Today I want to talk about an important and not fully understood part of SQL Server, collation. Collation effects everything from ordering to query performance.
What is it?
Collation is a reference to a certain set of rules that ultimately determine how all data is sorted and compared. Character data is sorted by the correct sequence which is defined by the rules of the collation and comes with options such as case sensitivity, accent sensitivity, Japanese kana character types, and character width.
More simply put, collation can be thought of as a sort order. In English, collation can be a fairly simplistic as the ordering is done via ASCII code. Using other languages such as Spanish can become more difficult as accented characters and character groupings are now added into the rules (example: “á” or “ll”) and need to be sorted as if they were the same letter.
How does it work?
Since collation is a set of rules for how strings of character data are sorted and compared it’s safe to say that we utilize this mostly at run-time when the ORDER BY clause is utilized. For example, from the results of the ORDER BY clause, an English speaker (utilizing SQL_Latin1_General_CP1_CI_AS) would see “Chiapas” before “Colima” in ascending order. A Spanish speaker (utilizing Traditional_Spanish_CI_AS) on the other hand would expect words beginning in”Ch” to appear after words beginning in “C” thus resulting in “Colima” sorting before “Chiapas”.
Collation works a little differently between Unicode strings and non-Unicode strings. When a collation is specified for non-Unicode character data (CHAR, VARCHAR, & TEXT) there is a particular code page that is associated with the collation, which can also be shared between multiple collations.
Unicode character data (NCHAR, NVARCHAR, & NTEXT) do not have associated code pages because Unicode data handles most universal characters.
What does each part of the collation description mean?
There are multitudes of collations that exist within SQL Server and picking the collation that’s right for your business can be tricky. For most American companies SQL_Latin1_General_CP1_CI_AS is the default. Luckily for us Microsoft has provided us with a system function to display the collations and their descriptions (sys.fn_helpcollations()).
SELECT name, description
FROM sys.fn_helpcollations()
You can see that each collation has a general description, a case sensitivity setting, an accent sensitivity setting, a kanatype sensitivity setting, a width sensitivity setting for Unicode data, and a sort order and code page for non-Unicode data.
For SQL_Latin1_General_CP1_CI_AS the description is as follows:
- Latin1-General
- Case-insensitive
- Accent-sensitive
- Kanatype-insensitive
- Width-insensitive for Unicode data
- Sort Order 52 on code page 1252 for non-Unicode data
How can we use it?
SQL Server allows us to not only set a default collation for each database but we are able to alter collation on the fly! Thankfully Microsoft built in a function known as COLLATE.

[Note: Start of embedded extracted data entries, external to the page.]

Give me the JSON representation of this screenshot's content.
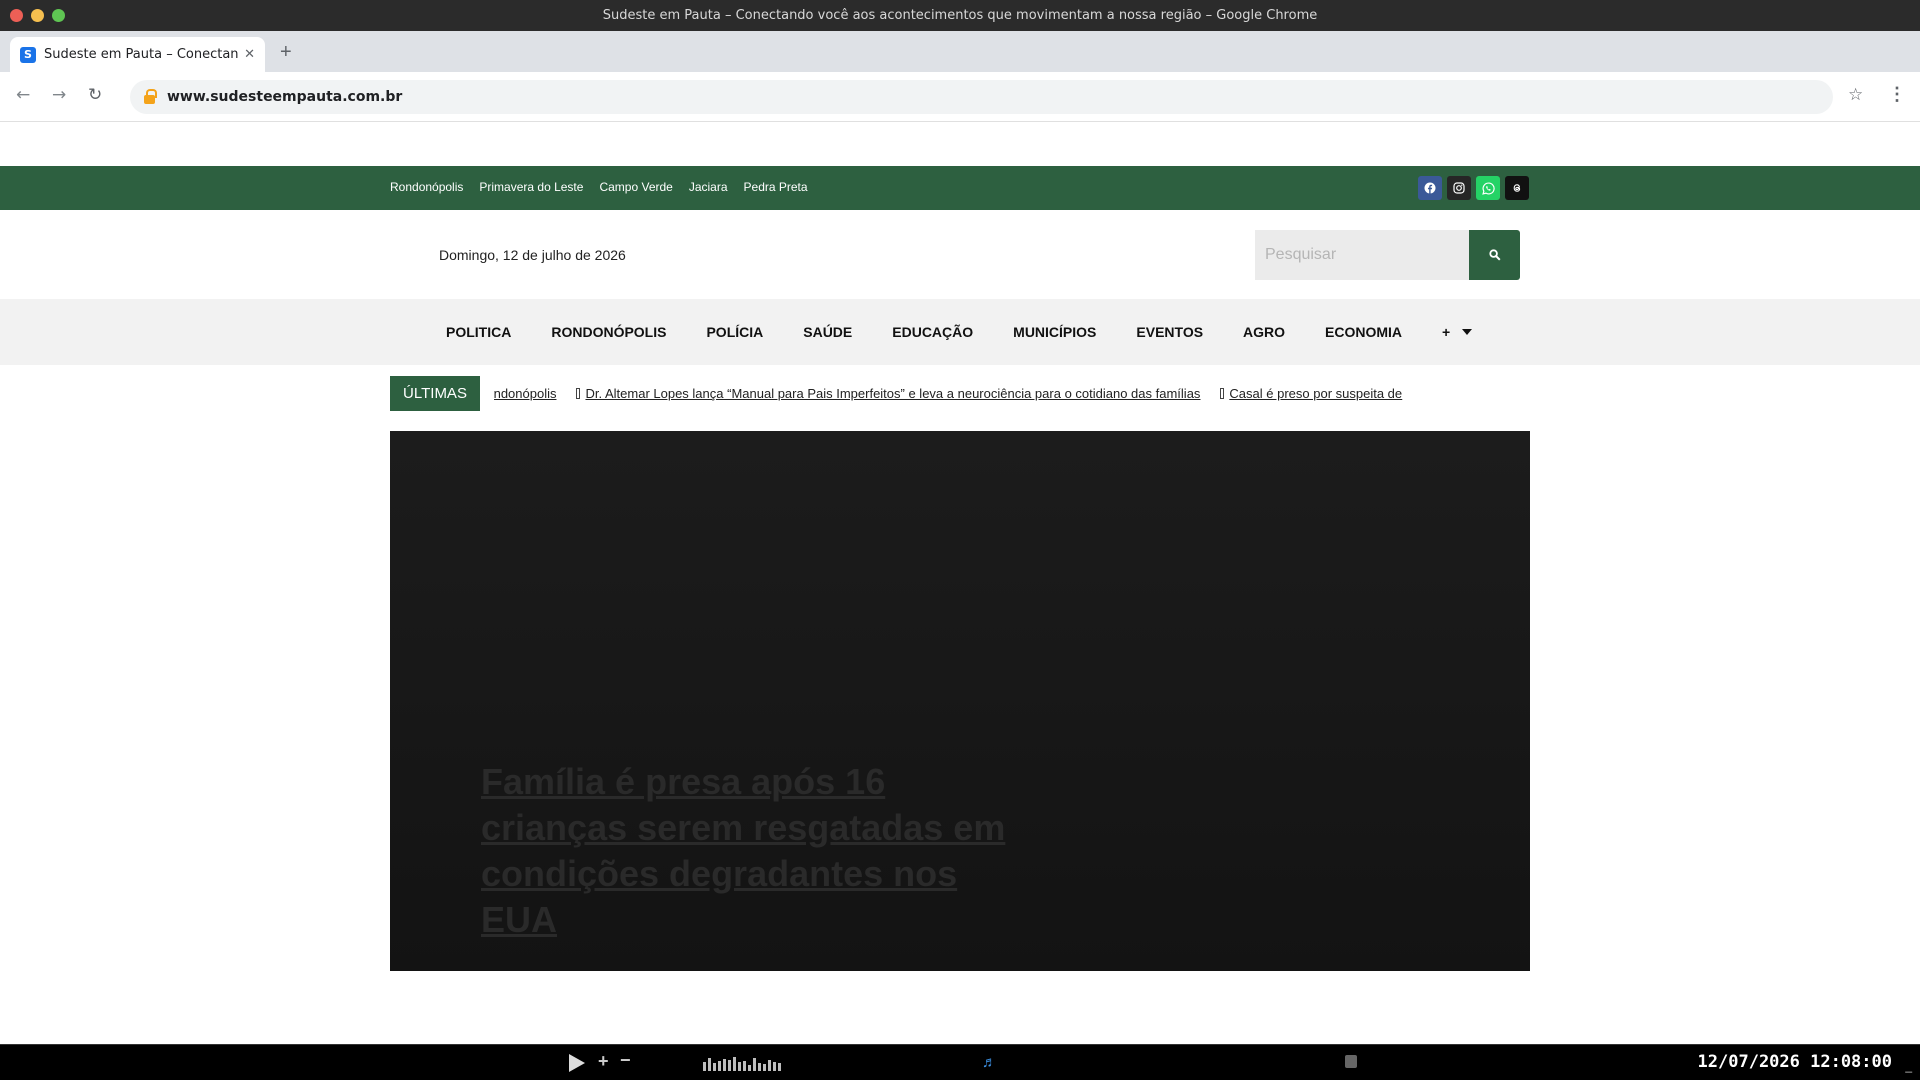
{
  "window": {
    "title": "Sudeste em Pauta – Conectando você aos acontecimentos que movimentam a nossa região – Google Chrome"
  },
  "browser": {
    "tab_title": "Sudeste em Pauta – Conectando ...",
    "favicon_letter": "S",
    "url": "www.sudesteempauta.com.br"
  },
  "topbar": {
    "cities": [
      "Rondonópolis",
      "Primavera do Leste",
      "Campo Verde",
      "Jaciara",
      "Pedra Preta"
    ],
    "social_icons": [
      "facebook-icon",
      "instagram-icon",
      "whatsapp-icon",
      "threads-icon"
    ]
  },
  "header": {
    "date": "Domingo, 12 de julho de 2026",
    "search_placeholder": "Pesquisar"
  },
  "nav": {
    "items": [
      "POLITICA",
      "RONDONÓPOLIS",
      "POLÍCIA",
      "SAÚDE",
      "EDUCAÇÃO",
      "MUNICÍPIOS",
      "EVENTOS",
      "AGRO",
      "ECONOMIA"
    ],
    "more_label": "+"
  },
  "ticker": {
    "label": "ÚLTIMAS",
    "items": [
      "ado em Rondonópolis",
      "Dr. Altemar Lopes lança “Manual para Pais Imperfeitos” e leva a neurociência para o cotidiano das famílias",
      "Casal é preso por suspeita de"
    ]
  },
  "hero": {
    "title": "Família é presa após 16 crianças serem resgatadas em condições degradantes nos EUA"
  },
  "taskbar": {
    "clock": "12/07/2026 12:08:00",
    "edge_label": "_",
    "plus_label": "+",
    "minus_label": "−"
  }
}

DECLARE @String VARCHAR(10)
SET @String = ‘abcdefg’
IF @String = ‘ABCDEFG’
PRINT ‘Match’
ELSE
PRINT ‘No Match’
If your SQL Server default collation is set to SQL_Latin1_General_CP1_CI_AS then this query will result in a “Match”. But what if we use collate to set the collation on the fly?
DECLARE @String VARCHAR(10)
SET @String = ‘abcdefg’
IF @String = ‘ABCDEFG’ COLLATE SQL_Latin1_General_CP1_CS_AS
PRINT ‘Match’
ELSE
PRINT ‘No Match’
This now results in a “No Match” due to the collation changing from case-insensitive to case-sensitive at run-time. If we change the value of @String to all uppercase then we will receive a match again using this collation change. If any part of the string does not match the case of the argument then it will return as “No Match”.